« | »

Why you should data profile.

Imagine that you have bought a new home, and you’ve decided to do some landscaping. So you pick three landscapers, draw a rough sketch of what you want, and ask them to bid on the job.

But you don`t allow them to come see your property, and your sketch doesn’t specify anything about the existing landscaping- just the final configuration. Do you think the landscapers would be willing to offer a reasonable price ?

Unlikely. What if there are existing patio stones to remove- or an in-ground swimming pool that`s got to go?

No landscaper would take on a job without understanding the lay of the land, and the existing conditions. It would be impossible to estimate the job. Anyone who did would give you a huge price to cover themselves, or demand extras upon discovering the extra work.

Yet when companies hire consultants to build them business intelligence solutions, or do data migration, it often happens with only the roughest outline of the existing data sets. Certainly, often a data model is included- but knowing what the table SHOULD contain rather than what it does is just not the same thing. It never ceases to amaze me that the simple, cost effective practice of data profiling is just often not part of the initial phases of so many business intelligence and data migration projects.

With the right data profiling tool, and just a few days work, its possible to gain a huge amount of insight into the data quality in your systems, and as a result, be able to make radically more accurate estimates of the cost to go from the “as is” to the “to be”.

Phil Simon talked about this in a great post on the Data flux blog called “What Consultants Don’t tell you”, and raises an important and somewhat ugly truth- many times, service providers don’t WANT to do data profiling because it reveals the true extent of the work to be done, increasing the budget requirement, and makes the project less likely to be approved.

Now certainly, we can’t use a broad brush to paint all consultants, but it does lead to a reduction in the number of times valuable tools such as data profiling are recommended even though in my opinion they are a low cost, no-brainer, do it unless you are crazy first step to any major project.

You are going to spend potentially millions of dollars on a business intelligence or data migration project- spend a few weeks to look at the data with the right tools first for goodness sake!

If you want to get a reasonable cost estimate, and you want to go into your business intelligence or data migration project with open eyes, don’t imagine you can know what it will cost to get from here to there if you don’t take a good look at where here really is.

Full disclosure– of course, you are reading the Datamartist blog, and Datamartist has lots of data profiling functionality- so you have to understand that we are incredibly biased on this topic. If you are able to overlook our inherent bias, give the tool a try– you`ll discover things about your data you might not have wanted to know, but its better to face the truth prepared, than to rely on wishful thinking, and then discover the bad news when you’re well into the project, and your budget is almost gone.

Tagged as: , ,


« | »


  1. Excellent post James,

    I really enjoyed the landscaping analogy. It has always been surprising to me to witness so many data initiatives (migration, integration, warehousing, BI, MDM, etc.) treating the data as an afterthought.

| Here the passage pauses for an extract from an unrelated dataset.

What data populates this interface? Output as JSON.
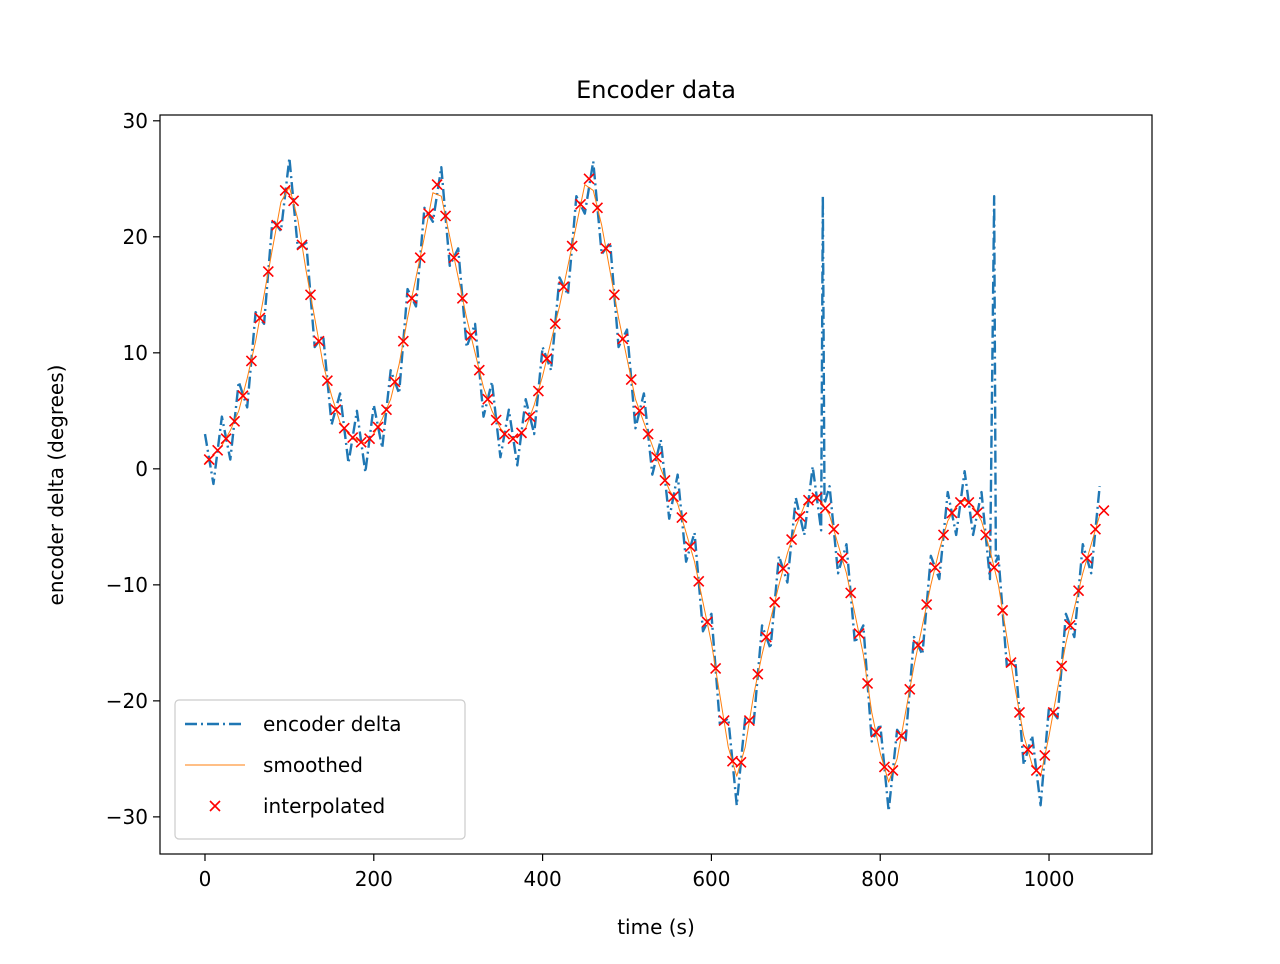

    So much discussion about data models, business requirements, expected system functionality, resource allocations, delivery dates, and of course financial costs–and all of these topics are vitally important–but little to no discussion about the data itself.

    Like you said, with just a few days of data profiling, its possible to gain a huge amount of insight into your data quality, and leverage this insight to produce more accurate estimates of the effort required.

    Best Regards,


  2. This is a really great post, James.

    Apart from better estimates, a thorough data profile would allow savvy companies and users the opportunity to better assess what data they actually have, how much is worth maintaining, what gaps exist and provides a more accurate portrayal of the effort necessary to maintain data in the future. The importance of data profiling and management unfortunately takes a back seat too often to “flash and sizzle” features in the project.

    I look forward to the opportunity to give Datamartist a try.